Photo: Thomas Prior for New York Magazine
Writer Jon Ronson (The Psychopath Test, Okja) took inspiration from the Faust legend for Life and Trust; look closer at that title and the source text is hidden in plain sight. There are Easter eggs like this all over Conwell: on the plaque, in the mural, and in the menu itself. “The building led to the creation of the story,” Hochwald said. “We were really wanting a New York creation,” and the base of this historic skyscraper, which opened as City Bank–Farmers Trust Company Building in 1931, felt like it was brimming with story. “This was closed off for decades. People who live in the building didn’t even know what was in here,” he told me, motioning around the grand room. It made sense to adapt a tale of a man making a deal with the Devil in a space around the corner from Wall Street in “what was once the heart of global capitalism.” After I spoke with Hochwald, a woman dressed as a bank clerk approached to beckon me down a hallway behind the café, telling me “our esteemed founder, J. G. Conwell, will be hosting a toast for prospective clients in his office.”

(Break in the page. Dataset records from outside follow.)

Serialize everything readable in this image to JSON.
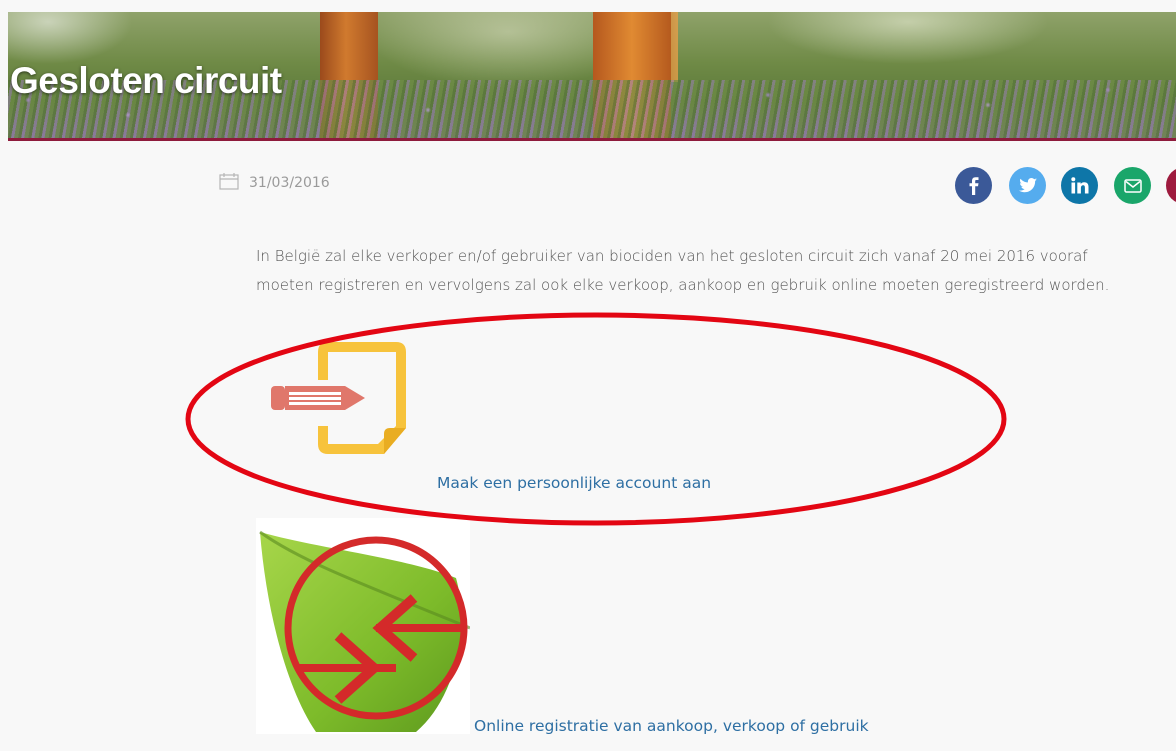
{
  "header": {
    "title": "Gesloten circuit",
    "accent_color": "#8e1b3c"
  },
  "meta": {
    "date_icon": "calendar-icon",
    "date": "31/03/2016"
  },
  "share": [
    {
      "name": "facebook",
      "icon": "facebook-icon",
      "color": "#3b5998"
    },
    {
      "name": "twitter",
      "icon": "twitter-icon",
      "color": "#55acee"
    },
    {
      "name": "linkedin",
      "icon": "linkedin-icon",
      "color": "#0e76a8"
    },
    {
      "name": "email",
      "icon": "mail-icon",
      "color": "#1aa66a"
    },
    {
      "name": "pinterest",
      "icon": "pinterest-icon",
      "color": "#9e1b3e"
    }
  ],
  "article": {
    "intro_line1": "In België zal elke verkoper en/of gebruiker  van biociden van het gesloten circuit zich vanaf 20 mei 2016 vooraf",
    "intro_line2": "moeten registreren en vervolgens zal ook elke verkoop, aankoop en gebruik online moeten geregistreerd worden.",
    "link_account": "Maak een persoonlijke account aan",
    "link_registration": "Online registratie van aankoop, verkoop of gebruik",
    "link_color": "#2e6fa3"
  },
  "annotation": {
    "color": "#e30613"
  }
}
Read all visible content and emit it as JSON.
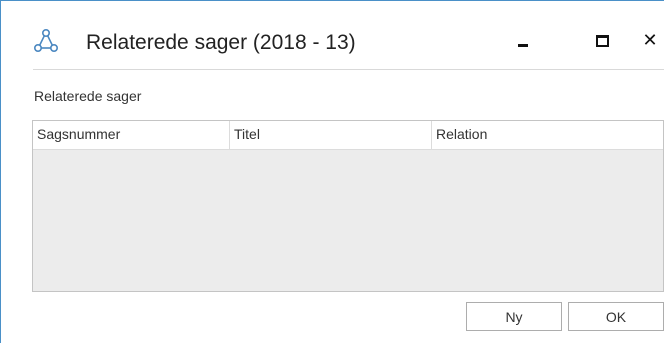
{
  "window": {
    "title": "Relaterede sager (2018 - 13)",
    "icon": "relation-network-icon",
    "controls": {
      "minimize": "minimize-icon",
      "maximize": "maximize-icon",
      "close": "close-icon"
    }
  },
  "section": {
    "label": "Relaterede sager"
  },
  "table": {
    "columns": [
      "Sagsnummer",
      "Titel",
      "Relation"
    ],
    "rows": []
  },
  "buttons": {
    "new_label": "Ny",
    "ok_label": "OK"
  },
  "colors": {
    "accent_border": "#4a90c8",
    "grid_body": "#ececec"
  }
}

This is how the three-hour experience of Life and Trust begins: a scripted scene (the rest of the show is told through movement) that launches guests down flights upon flights of stairs to explore a story in motion. The details of the story are being kept under wraps, but suffice it to say there are lavish set pieces in a ballroom, an entire carnival, and gardens where the ground feels soft and earthy as you walk through them, as well as intimate moments in apartments, offices, and hidden sanctums. Characters fight, make love, and torture one another (and themselves). There are various shows within the show, ranging from farce to magic to rodeo.
Under direction by Teddy Bergman and co-direction and choreography by The Outsiders choreographers Jeff and Rick Kuperman, the performers move in ways that make full use of the space, timed impeccably to the soundtrack and moving deftly through halls as trails of masked audience members chase behind them like ducklings. The mind struggles to comprehend how Life and Trust can exist in the cramped old confines of historic downtown, where the streets are all narrow and the buildings crowd against one another, where all of Manhattan tapers into a point. Maybe that’s something else immersive theater offers. Wandering farther and farther down the floors, in warm rooms full of bodies moving sweatily, you can easily be convinced you’re in the depths of a particularly fun and debaucherous version of Mephisto’s hell, or at least its sister city, lower Manhattan.
Scenes from Life and Trust, which takes place in more than 100 rooms and features 41 actors in a historic building on Hanover Street.